Upon a closer inspection of these refactoring patterns, we have made several observations: we noticed that developers document refactoring activities at different levels of granularity, e.g., package, class, and method level. Furthermore, we observe that developers state the motivation behind refactoring, and some of these patterns are not restricted only to fixing code smells, as in the original definition of refactoring in Fowler’s book, i.e., improving the structure of the code. For instance, developers tend often to improve certain non-functional attributes such as the readability and testability of the source code. Additionally, developers occasionally apply the “Don’t Repeat Yourself” principle by removing excessive code duplication. A few patterns indicated that developers refactor the code to improve internal quality attributes such as inheritance, polymorphism, and abstraction. We also noticed the application of a single responsibility principle which is meant to improve the cohesion and coupling of the class when developers explicitly mentioned a few patterns related to dependency removal.
Further, we observe that developers tend to report the executed refactoring operations by explicitly using terms from Fowler’s taxonomy; terms such as inline class/method, Extract Class/Superclass/Method or Push Up Field/Method and Push Down Field/Method.

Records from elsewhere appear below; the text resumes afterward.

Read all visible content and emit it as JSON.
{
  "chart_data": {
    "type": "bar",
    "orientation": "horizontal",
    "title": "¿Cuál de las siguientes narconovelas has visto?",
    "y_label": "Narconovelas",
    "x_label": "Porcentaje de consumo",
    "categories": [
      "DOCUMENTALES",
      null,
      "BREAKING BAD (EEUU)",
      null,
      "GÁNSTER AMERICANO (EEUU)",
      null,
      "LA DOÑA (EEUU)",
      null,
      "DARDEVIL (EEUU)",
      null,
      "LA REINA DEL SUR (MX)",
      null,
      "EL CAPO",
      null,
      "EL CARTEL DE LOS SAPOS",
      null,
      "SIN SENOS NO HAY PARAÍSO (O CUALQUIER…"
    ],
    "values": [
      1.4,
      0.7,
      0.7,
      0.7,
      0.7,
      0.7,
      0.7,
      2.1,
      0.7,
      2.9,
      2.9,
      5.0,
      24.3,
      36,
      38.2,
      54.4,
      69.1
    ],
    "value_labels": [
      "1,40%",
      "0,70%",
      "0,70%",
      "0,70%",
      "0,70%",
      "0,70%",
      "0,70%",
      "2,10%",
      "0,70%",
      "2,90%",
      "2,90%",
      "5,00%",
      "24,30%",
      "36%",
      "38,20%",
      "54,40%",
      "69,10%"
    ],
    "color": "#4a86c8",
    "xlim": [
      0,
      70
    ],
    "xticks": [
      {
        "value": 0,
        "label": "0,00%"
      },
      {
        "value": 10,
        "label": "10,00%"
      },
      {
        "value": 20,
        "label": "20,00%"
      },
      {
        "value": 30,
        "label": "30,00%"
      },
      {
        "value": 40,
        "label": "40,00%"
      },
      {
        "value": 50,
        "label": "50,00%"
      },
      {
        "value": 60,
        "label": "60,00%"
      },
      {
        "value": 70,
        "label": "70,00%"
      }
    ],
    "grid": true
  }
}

The generic nature of some of these patterns was a critical observation that we encountered, i.e., many of these patterns are context specific and can be subject to many interpretations, depending on the meaning the developer is trying to convey. For instance, the pattern fixed a problem is descriptive of any anomaly developer encountered and it can be either functional or non-functional. Since in our study, we are interested in textual patterns related to refactoring, we decided to filter this list down by reporting patterns whose frequency in commit messages containing refactoring is significantly higher than in messages of commits without refactoring. The rationale behind this idea is to identify patterns that are repeatedly used in the context of refactoring, and less often in other contexts. Since the patterns were extracted from 111,884 messages of commits containing refactoring (we call them refactoring commits), we need to build another corpus of messages from commits that do not contain refactorings (we call them non-refactoring commits). As we plan on comparing the frequency of keywords between the two corpora, i.e., refactoring and non-refactoring commit messages, it is important to adequately choose the non-refactoring messages to ensure fairness. To do so, we follow the following heuristics: we randomly select a statistically significant sample of commits (confidence level of 95%), 1) chosen from the same set of 800 projects that issued the refactoring commits; 2) whose authors are from the same authors of the refactoring commits; 3) whose timestamps are in the same interval of refactoring commits timestamps; 4) and finally, the average length of commit messages are approximately close (118 for refactoring commits, and 120 for non-refactoring commits).